I text-chatted with a friend about my adventure and told her of my pain. She recommended something called a TENS unit and I forced myself into the car to make the short drive up to the pharmacy to purchase one. It worked, and the next day I found myself virtually pain free.
But that’s a story for another time.
So here are my take-aways from this Ragnar Trail experience, in no particular order.

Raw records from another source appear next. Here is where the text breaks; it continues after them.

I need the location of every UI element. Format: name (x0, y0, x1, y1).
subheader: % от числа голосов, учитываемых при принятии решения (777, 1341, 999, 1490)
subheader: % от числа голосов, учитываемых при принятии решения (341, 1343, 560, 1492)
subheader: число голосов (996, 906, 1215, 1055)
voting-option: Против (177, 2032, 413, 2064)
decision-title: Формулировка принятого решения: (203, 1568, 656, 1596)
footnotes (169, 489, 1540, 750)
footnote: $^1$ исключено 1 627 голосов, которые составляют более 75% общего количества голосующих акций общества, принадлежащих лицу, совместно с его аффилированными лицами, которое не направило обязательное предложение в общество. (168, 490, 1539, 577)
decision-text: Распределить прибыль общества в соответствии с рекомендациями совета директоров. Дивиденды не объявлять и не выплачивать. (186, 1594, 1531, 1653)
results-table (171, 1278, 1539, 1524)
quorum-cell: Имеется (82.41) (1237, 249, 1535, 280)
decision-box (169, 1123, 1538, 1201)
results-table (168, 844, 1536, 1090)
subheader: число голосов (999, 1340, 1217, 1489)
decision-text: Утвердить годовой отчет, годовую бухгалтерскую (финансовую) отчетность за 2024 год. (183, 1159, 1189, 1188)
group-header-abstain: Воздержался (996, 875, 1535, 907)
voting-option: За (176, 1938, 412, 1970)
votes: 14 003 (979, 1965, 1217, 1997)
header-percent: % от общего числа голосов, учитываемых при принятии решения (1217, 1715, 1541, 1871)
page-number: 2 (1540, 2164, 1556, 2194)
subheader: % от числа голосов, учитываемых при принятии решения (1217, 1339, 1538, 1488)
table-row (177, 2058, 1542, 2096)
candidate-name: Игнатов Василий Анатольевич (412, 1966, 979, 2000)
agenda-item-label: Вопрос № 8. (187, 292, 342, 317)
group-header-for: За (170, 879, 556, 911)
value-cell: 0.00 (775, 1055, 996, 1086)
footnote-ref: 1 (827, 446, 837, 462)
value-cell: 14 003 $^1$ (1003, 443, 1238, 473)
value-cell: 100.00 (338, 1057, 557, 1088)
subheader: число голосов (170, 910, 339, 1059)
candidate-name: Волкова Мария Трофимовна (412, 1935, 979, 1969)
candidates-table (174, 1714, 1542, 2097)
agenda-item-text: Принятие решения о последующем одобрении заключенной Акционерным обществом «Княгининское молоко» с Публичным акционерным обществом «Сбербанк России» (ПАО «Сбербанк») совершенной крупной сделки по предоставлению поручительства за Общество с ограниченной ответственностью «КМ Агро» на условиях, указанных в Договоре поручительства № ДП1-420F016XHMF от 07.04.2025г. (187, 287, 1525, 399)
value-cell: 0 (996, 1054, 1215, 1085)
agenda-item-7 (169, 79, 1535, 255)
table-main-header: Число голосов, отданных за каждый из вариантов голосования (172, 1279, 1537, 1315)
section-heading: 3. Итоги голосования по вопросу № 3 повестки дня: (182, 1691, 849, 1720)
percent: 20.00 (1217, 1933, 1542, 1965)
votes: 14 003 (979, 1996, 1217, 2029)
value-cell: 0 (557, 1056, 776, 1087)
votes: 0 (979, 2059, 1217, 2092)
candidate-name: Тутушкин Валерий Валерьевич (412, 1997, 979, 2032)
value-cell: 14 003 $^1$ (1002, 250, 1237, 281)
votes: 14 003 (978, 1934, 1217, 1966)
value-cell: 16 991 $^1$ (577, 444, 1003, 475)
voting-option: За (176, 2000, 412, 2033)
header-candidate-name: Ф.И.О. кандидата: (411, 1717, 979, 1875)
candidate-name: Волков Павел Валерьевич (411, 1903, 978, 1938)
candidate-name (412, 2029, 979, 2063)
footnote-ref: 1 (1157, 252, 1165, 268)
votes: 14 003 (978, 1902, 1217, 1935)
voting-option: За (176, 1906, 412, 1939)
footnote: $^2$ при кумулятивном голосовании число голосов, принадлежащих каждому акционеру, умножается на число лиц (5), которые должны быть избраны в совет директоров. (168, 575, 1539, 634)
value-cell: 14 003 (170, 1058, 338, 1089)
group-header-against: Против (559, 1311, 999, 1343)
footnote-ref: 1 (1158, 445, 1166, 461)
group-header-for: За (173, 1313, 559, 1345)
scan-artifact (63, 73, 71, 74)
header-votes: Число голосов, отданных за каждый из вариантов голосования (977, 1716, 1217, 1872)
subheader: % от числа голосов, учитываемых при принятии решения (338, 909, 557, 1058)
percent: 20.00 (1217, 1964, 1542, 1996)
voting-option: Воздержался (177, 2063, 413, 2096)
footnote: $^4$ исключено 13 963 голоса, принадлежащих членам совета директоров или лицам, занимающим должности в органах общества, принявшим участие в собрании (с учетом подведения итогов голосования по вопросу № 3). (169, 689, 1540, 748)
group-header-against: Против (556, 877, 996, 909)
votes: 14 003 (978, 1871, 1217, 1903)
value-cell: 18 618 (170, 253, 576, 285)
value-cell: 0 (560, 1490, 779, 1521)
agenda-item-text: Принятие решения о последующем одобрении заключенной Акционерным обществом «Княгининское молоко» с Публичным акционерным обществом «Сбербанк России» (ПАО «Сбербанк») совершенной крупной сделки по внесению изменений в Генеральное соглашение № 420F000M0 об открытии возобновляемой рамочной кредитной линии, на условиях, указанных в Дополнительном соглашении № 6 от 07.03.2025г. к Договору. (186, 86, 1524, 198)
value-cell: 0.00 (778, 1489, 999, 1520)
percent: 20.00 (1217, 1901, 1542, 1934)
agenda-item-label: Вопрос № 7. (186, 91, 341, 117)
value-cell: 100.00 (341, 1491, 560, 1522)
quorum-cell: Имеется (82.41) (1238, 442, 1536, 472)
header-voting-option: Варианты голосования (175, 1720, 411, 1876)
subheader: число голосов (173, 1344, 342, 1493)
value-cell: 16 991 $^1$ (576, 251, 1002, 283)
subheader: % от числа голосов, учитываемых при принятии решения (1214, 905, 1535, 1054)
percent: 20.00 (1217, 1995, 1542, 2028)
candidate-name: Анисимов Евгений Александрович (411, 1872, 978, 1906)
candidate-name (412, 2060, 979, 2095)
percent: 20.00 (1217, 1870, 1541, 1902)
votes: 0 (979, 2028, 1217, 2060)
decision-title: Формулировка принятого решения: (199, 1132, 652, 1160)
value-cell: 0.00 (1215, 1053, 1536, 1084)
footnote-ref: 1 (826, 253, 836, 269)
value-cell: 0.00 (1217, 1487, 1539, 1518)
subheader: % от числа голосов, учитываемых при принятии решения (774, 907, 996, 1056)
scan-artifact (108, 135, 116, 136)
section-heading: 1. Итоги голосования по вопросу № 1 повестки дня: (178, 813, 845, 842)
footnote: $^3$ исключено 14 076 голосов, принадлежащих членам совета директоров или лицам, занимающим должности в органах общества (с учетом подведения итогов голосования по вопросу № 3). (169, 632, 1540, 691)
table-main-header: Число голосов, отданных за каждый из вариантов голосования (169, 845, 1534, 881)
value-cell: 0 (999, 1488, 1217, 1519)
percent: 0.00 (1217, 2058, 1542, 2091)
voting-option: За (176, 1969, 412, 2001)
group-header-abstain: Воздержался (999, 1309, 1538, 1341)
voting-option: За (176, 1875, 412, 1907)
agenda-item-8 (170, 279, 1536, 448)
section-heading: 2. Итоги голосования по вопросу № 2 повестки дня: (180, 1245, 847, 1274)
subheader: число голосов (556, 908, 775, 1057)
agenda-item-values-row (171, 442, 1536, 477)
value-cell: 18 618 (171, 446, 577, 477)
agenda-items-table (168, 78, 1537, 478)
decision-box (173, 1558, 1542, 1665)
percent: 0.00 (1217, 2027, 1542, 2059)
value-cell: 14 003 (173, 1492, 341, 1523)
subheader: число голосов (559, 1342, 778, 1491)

- Don’t fly red eye to your race. You’ll arrive exhausted and miss out on some of the fun of getting to know your team mates. This isn’t to say I won’t do it again, I just recommend against it.
- Ragnar Trail races are always challenging but equally as beautiful as they are hard. I didn’t stop to take pictures, but you should.
- Running at night takes a special kind of crazy, and I’m all full of that brand. Seriously, you have to love adventure mixed with an element of suicidal danger to run on trails you’ve never seen before with only a small headlamp.
- There will always be “that guy” in the village. Enjoy him and his bravado, because that’s what the Ragnar experience is about: letting it go, and truly embracing your inner wild.
So that’s Ragnar Trail Atlanta 2016 as seen through the eyes of a Ragnar Ambassador running on team Strangers in the Night. Ragnar Trail Zion is the next relay, and I’m looking forward to once again adding to my tribe.